Это было уже после моего ареста. Выходя из вертолета, его любимого транспортного средства, он попал под вертящееся крыло и ему срезало голову. Эта трагедия послужила исходным пунктом для взлета В.И.Петрова. Он стал командовать армией. Потом получил пост начальника штаба Дальневосточного округа. Затем, в качестве главного военного советника, помогал Менгисте душить эфиопский народ. Теперь, в звании генерала армии, занял пост главкома Дальнего Востока.
Но вернемся к тем временам. Был это период особенной успешности моей служебной деятельности. Я по-новому организовал работу отдела на базе исследований, проведенных под моим руководством на кафедре кибернетики. Все мои новшества быстро привились, несмотря на то, что Петров выступил резко против них. Я не отстаивал. Приказал возвратиться к старому. Формально это распоряжение было выполнено. Возвратились к прежнему наименованию должностей, но содержание так и осталось новым. Дело привилось, и понесли его вперед, совершенствуя и развивая, молодые офицеры отдела. Сложилась даже странная обстановка. От меня скрывали то, что работают по-новому и что «зараза» распространилась на другие подразделения армейского управления.
К нам в отдел шли люди за опытом и за теорией. Бурлила работа, которая не могла не захватить снова и меня. Офицеры начали нажимать на партийную организацию, обвиняя ее в том, что она не использует мои теоретические знания и опыт. В результате партийный комитет стал инициатором цикла лекций, темы которых дал я, а затем стал и главным их разработчиком. Так новаторский почин снова приобрел легальность. Никогда, пожалуй, не сделал я так много того, что немедленно внедрялось в практику. Но странное дело. Теперь эта работа не захватывала меня, как прежде.

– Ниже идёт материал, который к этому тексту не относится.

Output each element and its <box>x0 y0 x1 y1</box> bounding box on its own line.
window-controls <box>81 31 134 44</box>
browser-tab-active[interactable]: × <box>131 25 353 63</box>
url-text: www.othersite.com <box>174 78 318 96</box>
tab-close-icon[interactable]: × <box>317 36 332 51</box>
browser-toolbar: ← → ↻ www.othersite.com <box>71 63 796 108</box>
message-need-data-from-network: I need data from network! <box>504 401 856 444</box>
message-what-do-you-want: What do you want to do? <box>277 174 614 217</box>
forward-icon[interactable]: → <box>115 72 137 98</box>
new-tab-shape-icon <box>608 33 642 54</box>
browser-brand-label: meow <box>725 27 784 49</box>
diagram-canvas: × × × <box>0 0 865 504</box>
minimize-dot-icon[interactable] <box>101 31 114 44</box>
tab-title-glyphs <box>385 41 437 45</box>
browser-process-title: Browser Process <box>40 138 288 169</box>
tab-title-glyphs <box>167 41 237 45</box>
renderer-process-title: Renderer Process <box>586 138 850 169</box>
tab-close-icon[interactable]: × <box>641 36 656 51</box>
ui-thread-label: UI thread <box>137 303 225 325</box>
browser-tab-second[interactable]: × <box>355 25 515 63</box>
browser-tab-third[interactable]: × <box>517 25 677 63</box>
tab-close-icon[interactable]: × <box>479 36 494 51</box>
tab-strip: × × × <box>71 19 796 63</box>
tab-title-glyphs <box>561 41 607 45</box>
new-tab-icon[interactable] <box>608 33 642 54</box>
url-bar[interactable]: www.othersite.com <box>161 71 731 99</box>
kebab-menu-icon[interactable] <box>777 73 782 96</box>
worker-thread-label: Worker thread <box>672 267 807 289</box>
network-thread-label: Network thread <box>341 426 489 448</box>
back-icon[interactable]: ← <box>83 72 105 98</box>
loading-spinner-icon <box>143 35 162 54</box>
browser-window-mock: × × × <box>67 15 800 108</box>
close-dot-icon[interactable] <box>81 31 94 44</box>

Возражения и нападки Петрова я не отбивал, легко соглашаясь с его распоряжениями, противоположными моим. А дело шло. Создавалось впечатление, что оно набрало свой собственный ход. Но я все более и более удалялся от него. И отнюдь не из-за того, что само дело перестало меня интересовать. Нет, оно меня интересует не меньше. Кибернетика важна и интересна, но меня захватывают более весомые вопросы — судьбы страны, судьбы коммунизма. Мне все чаще приходит в голову, что созданный в нашей стране общественный строй не социализм, что правящая партия не коммунистическая. Куда мы идем, что будет со страной, с делом коммунизма, что предпринять, чтобы вернуться на «правильный путь», — вот вопросы, которые захватывают меня все больше.
Я начинаю искать ответы на эти вопросы и по старой привычке обращаюсь к Ленину. Сажусь снова за его труды. Ищу обоснования «единственно правильного пути», доказательства ошибочности нынешней линии партии, отхода нынешнего партийно-государственного руководства от ленинизма. Но, Боже мой, как же по-новому предстает предо мной Ленин. То, что казалось абсолютно ясным и целиком приемлемым, теперь наталкивается на непримиримые противоречия в тех же трудах. Я «прекрасно знал», что «диктатура пролетариата» — это демократия для большинства трудящихся. Теперь я вижу, как тот же Ленин в «Детской болезни левизны…» и в «Пролетарской революции и ренегате Каутском» с издевкой, как лицо, обладающее властью, «разъясняет», что «диктатура — это власть, опирающаяся не на закон, а на насилие». И эта формулировка устраивает нынешнюю власть.
Петр Нилович Демичев, беседуя со мной по поводу моего выступления, привлек внимание именно к этой формулировке, подчеркнув при этом, что «Детская болезнь левизны…» написана позже, чем «Государство и революция». Но меня это не устраивает. Я читаю и перечитываю, пытаясь найти формулу, примиряющую мои установившиеся понятия с этими, только теперь бросившимися в глаза формулировками. Но не успеешь отделаться от одного проклятого противоречия, как возникает новое.
Вот вопрос о «свободе печати». Как хорошо и просто писал Ленин накануне выборов в Учредительное собрание: свобода печати — это не только отмена цензуры, но и справедливое распределение бумаги и типографий: в первую очередь государству на общенародные нужды, затем крупным партиям, затем более мелким партиям и, наконец, любой группе граждан, собравшей определенное количество подписей. Ленинизм это или нет? Ленинизм, считал я до сих пор. Но теперь! Читаю написанное Лениным постановление Совнаркома об отмене свободы печати, его статьи «Об обмане народа лозунгами «Свобода печати» и «Партийная печать и партийная пропаганда», и получается, что народу свобода печати как будто и ни к чему, она выгодна только буржуазии.